From these results, we can conclude that libraries optimized for modern processors are several times faster than their simple C/C++ counterparts. Also, JPEG decoding generally scales pretty well with the number of threads as long as each image is independent of the other. Trying to use multiple threads to decode a single image is counterproductive for small JPEG images, and only somewhat useful for larger images (I tested the Intel IPP with the 7-megapixel images and found that 2 threads is only ~1.3X faster than using 1 thread compared to ~1.7 faster for using threads on separate images. When choosing a compression setting, lower is better for both conserving storage space and compression speed). Also, decompressing smaller pictures is noticeably slower than decompressing larger pictures.

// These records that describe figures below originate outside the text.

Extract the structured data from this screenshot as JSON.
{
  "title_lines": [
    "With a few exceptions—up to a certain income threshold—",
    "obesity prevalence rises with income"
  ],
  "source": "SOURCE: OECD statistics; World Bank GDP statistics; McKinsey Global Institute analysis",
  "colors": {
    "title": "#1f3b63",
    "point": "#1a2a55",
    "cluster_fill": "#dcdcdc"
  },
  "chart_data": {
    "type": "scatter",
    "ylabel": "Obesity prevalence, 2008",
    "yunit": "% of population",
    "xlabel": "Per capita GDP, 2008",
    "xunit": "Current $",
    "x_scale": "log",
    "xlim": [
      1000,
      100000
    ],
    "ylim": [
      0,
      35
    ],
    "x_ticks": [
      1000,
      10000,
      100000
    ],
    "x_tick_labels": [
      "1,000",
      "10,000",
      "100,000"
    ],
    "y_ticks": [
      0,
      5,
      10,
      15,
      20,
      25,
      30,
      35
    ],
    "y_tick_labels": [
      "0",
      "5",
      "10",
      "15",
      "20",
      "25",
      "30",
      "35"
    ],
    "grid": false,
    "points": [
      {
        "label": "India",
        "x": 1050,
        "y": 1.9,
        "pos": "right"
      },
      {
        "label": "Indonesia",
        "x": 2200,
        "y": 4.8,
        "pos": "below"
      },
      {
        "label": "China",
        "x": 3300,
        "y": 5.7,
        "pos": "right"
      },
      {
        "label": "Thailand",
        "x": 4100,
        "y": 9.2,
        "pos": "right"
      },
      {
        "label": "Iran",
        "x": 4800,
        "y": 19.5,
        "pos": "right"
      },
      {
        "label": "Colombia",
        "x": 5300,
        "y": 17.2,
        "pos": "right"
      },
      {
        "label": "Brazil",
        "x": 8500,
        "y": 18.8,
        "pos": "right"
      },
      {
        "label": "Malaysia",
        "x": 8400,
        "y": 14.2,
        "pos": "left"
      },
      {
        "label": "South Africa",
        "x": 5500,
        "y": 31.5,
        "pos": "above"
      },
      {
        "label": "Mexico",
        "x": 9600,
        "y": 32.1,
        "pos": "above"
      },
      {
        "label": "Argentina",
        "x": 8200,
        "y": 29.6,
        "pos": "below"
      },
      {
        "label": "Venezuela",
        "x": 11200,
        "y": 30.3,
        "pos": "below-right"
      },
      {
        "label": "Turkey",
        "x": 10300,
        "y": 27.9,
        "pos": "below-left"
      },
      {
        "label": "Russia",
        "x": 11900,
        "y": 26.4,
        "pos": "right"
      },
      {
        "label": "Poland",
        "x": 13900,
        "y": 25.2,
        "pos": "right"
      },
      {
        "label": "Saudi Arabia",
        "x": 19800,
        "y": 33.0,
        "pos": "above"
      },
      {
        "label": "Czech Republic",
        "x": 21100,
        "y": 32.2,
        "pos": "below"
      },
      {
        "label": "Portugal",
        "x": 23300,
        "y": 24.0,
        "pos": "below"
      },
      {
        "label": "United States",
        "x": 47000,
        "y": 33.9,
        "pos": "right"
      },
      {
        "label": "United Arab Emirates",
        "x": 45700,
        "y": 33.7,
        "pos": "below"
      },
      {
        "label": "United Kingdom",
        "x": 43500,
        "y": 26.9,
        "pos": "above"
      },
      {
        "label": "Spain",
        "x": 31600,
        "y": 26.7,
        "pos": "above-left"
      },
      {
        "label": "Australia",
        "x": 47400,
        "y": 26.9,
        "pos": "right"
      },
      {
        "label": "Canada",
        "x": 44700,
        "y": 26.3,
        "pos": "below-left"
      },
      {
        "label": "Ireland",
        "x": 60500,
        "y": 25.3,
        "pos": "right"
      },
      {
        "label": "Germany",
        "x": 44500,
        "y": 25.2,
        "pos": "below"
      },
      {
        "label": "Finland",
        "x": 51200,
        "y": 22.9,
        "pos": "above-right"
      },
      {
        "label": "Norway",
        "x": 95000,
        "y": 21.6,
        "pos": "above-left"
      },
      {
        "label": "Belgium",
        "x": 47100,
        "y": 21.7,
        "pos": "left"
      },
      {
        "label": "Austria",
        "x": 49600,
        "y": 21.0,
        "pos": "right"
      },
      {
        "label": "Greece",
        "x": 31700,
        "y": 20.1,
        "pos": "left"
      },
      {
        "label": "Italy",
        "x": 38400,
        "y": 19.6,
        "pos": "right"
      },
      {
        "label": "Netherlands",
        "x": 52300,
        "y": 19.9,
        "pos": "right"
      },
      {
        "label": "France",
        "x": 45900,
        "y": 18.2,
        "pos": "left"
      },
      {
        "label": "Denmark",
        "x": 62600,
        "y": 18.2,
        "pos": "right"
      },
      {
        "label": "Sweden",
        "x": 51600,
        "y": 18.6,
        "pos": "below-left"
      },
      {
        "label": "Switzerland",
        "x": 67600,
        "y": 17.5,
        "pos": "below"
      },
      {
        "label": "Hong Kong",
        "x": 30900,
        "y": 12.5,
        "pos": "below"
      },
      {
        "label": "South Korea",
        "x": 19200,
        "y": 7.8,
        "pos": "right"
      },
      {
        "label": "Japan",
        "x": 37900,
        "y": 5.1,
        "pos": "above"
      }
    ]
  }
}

So, let’s talk about the take home message. What is the best JPEG decoder for you? It depends on your needs:

  • Simple, easy, leisurely decompression: NanoJPEG or STBI. I find NanoJPEG easier, just include one *.h file and you are done. It’s got a nice little class and everything.

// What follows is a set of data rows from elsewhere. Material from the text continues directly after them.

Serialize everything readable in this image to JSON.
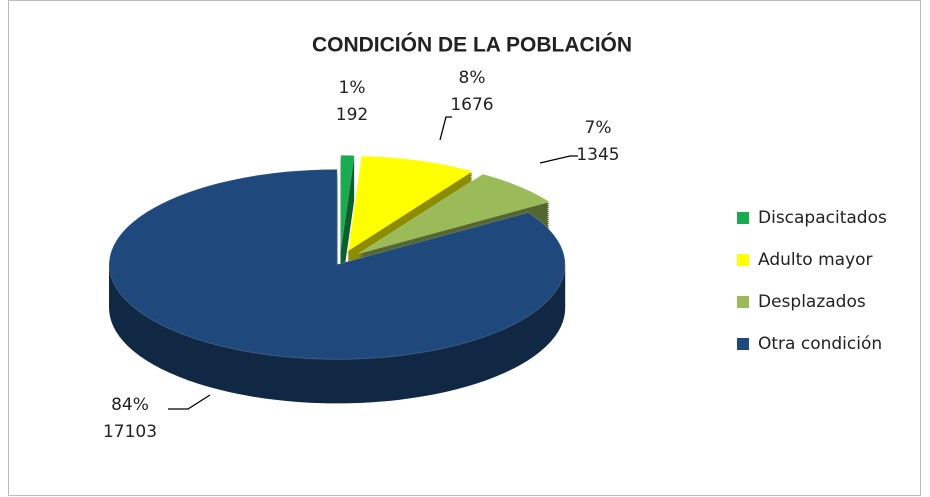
{
  "chart_data": {
    "type": "pie3d",
    "title": "CONDICIÓN DE LA POBLACIÓN",
    "categories": [
      "Discapacitados",
      "Adulto mayor",
      "Desplazados",
      "Otra condición"
    ],
    "values": [
      192,
      1676,
      1345,
      17103
    ],
    "percentages": [
      {
        "value": 1,
        "label": "1%"
      },
      {
        "value": 8,
        "label": "8%"
      },
      {
        "value": 7,
        "label": "7%"
      },
      {
        "value": 84,
        "label": "84%"
      }
    ],
    "colors": [
      "#1aab4f",
      "#ffff00",
      "#9bbb59",
      "#1f497d"
    ],
    "legend": "right"
  }
}
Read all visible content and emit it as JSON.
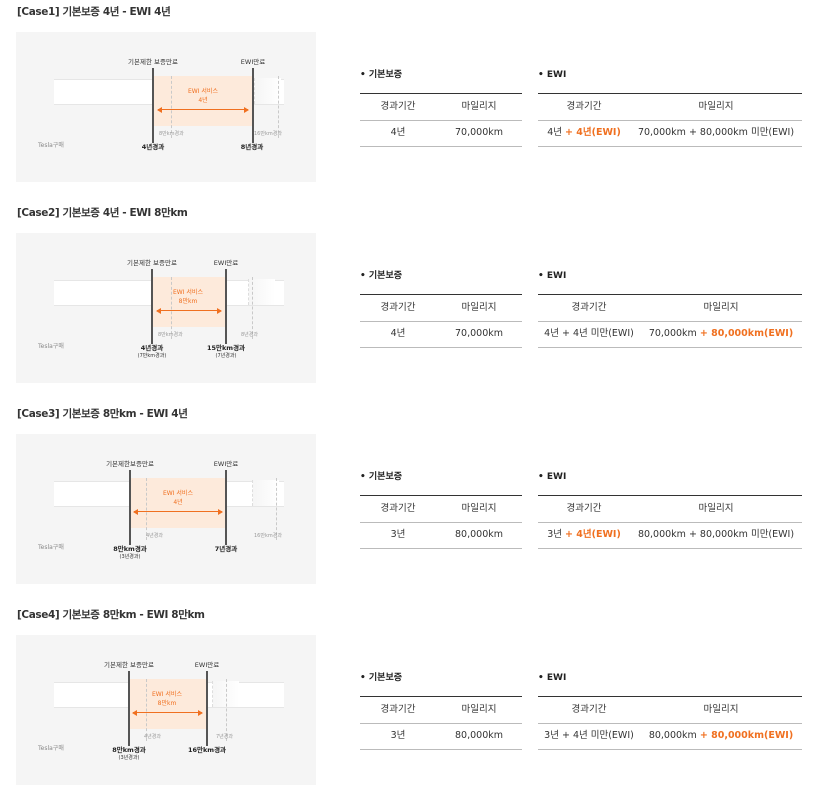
{
  "colors": {
    "accent": "#f07020",
    "service_band": "#fdeadb",
    "diagram_bg": "#f5f5f5"
  },
  "common": {
    "tesla_label": "Tesla구매",
    "basic_heading": "• 기본보증",
    "ewi_heading": "• EWI",
    "col_period": "경과기간",
    "col_mileage": "마일리지",
    "ewi_expiry": "EWI만료"
  },
  "cases": [
    {
      "title": "[Case1] 기본보증 4년 - EWI 4년",
      "diagram": {
        "basic_label": "기본제한 보증만료",
        "service_line1": "EWI 서비스",
        "service_line2": "4년",
        "mid_gray": "8만km경과",
        "right_gray": "16만km경과",
        "bottom_left": "4년경과",
        "bottom_left_sub": "",
        "bottom_right": "8년경과",
        "bottom_right_sub": ""
      },
      "basic": {
        "period": "4년",
        "mileage": "70,000km"
      },
      "ewi": {
        "period_plain": "4년 ",
        "period_hl": "+ 4년(EWI)",
        "mileage_plain": "70,000km + 80,000km 미만(EWI)",
        "mileage_hl": ""
      }
    },
    {
      "title": "[Case2] 기본보증 4년 - EWI 8만km",
      "diagram": {
        "basic_label": "기본제한 보증만료",
        "service_line1": "EWI 서비스",
        "service_line2": "8만km",
        "mid_gray": "8만km경과",
        "right_gray": "8년경과",
        "bottom_left": "4년경과",
        "bottom_left_sub": "(7만km경과)",
        "bottom_right": "15만km경과",
        "bottom_right_sub": "(7년경과)"
      },
      "basic": {
        "period": "4년",
        "mileage": "70,000km"
      },
      "ewi": {
        "period_plain": "4년 + 4년 미만(EWI)",
        "period_hl": "",
        "mileage_plain": "70,000km ",
        "mileage_hl": "+ 80,000km(EWI)"
      }
    },
    {
      "title": "[Case3] 기본보증 8만km - EWI 4년",
      "diagram": {
        "basic_label": "기본제한보증만료",
        "service_line1": "EWI 서비스",
        "service_line2": "4년",
        "mid_gray": "4년경과",
        "right_gray": "16만km경과",
        "bottom_left": "8만km경과",
        "bottom_left_sub": "(3년경과)",
        "bottom_right": "7년경과",
        "bottom_right_sub": ""
      },
      "basic": {
        "period": "3년",
        "mileage": "80,000km"
      },
      "ewi": {
        "period_plain": "3년 ",
        "period_hl": "+ 4년(EWI)",
        "mileage_plain": "80,000km + 80,000km 미만(EWI)",
        "mileage_hl": ""
      }
    },
    {
      "title": "[Case4] 기본보증 8만km - EWI 8만km",
      "diagram": {
        "basic_label": "기본제한 보증만료",
        "service_line1": "EWI 서비스",
        "service_line2": "8만km",
        "mid_gray": "4년경과",
        "right_gray": "7년경과",
        "bottom_left": "8만km경과",
        "bottom_left_sub": "(3년경과)",
        "bottom_right": "16만km경과",
        "bottom_right_sub": ""
      },
      "basic": {
        "period": "3년",
        "mileage": "80,000km"
      },
      "ewi": {
        "period_plain": "3년 + 4년 미만(EWI)",
        "period_hl": "",
        "mileage_plain": "80,000km ",
        "mileage_hl": "+ 80,000km(EWI)"
      }
    }
  ]
}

  • Fastest possible decoding of large images: Intel IPP is your friend because you can use multiple threads per image.
  • Fast decoding of images, only need 32-bit: libjpeg SIMD is really amazing, but it currently is only 32-bit and takes some work to compile (the website does have precompiled binaries that I haven’t tried). For instructions on compilation, check out the post by sfranzyshen (the exact instructions are a bit down on the page, search for SIMD).
  • Fairly fast, stable, 64-bit decoding: libjpeg is the gold standard and is fairly good for what it does.

So there you have it, a brief analysis of JPEG decoding. Go out and enjoy some JPEG decompression goodness!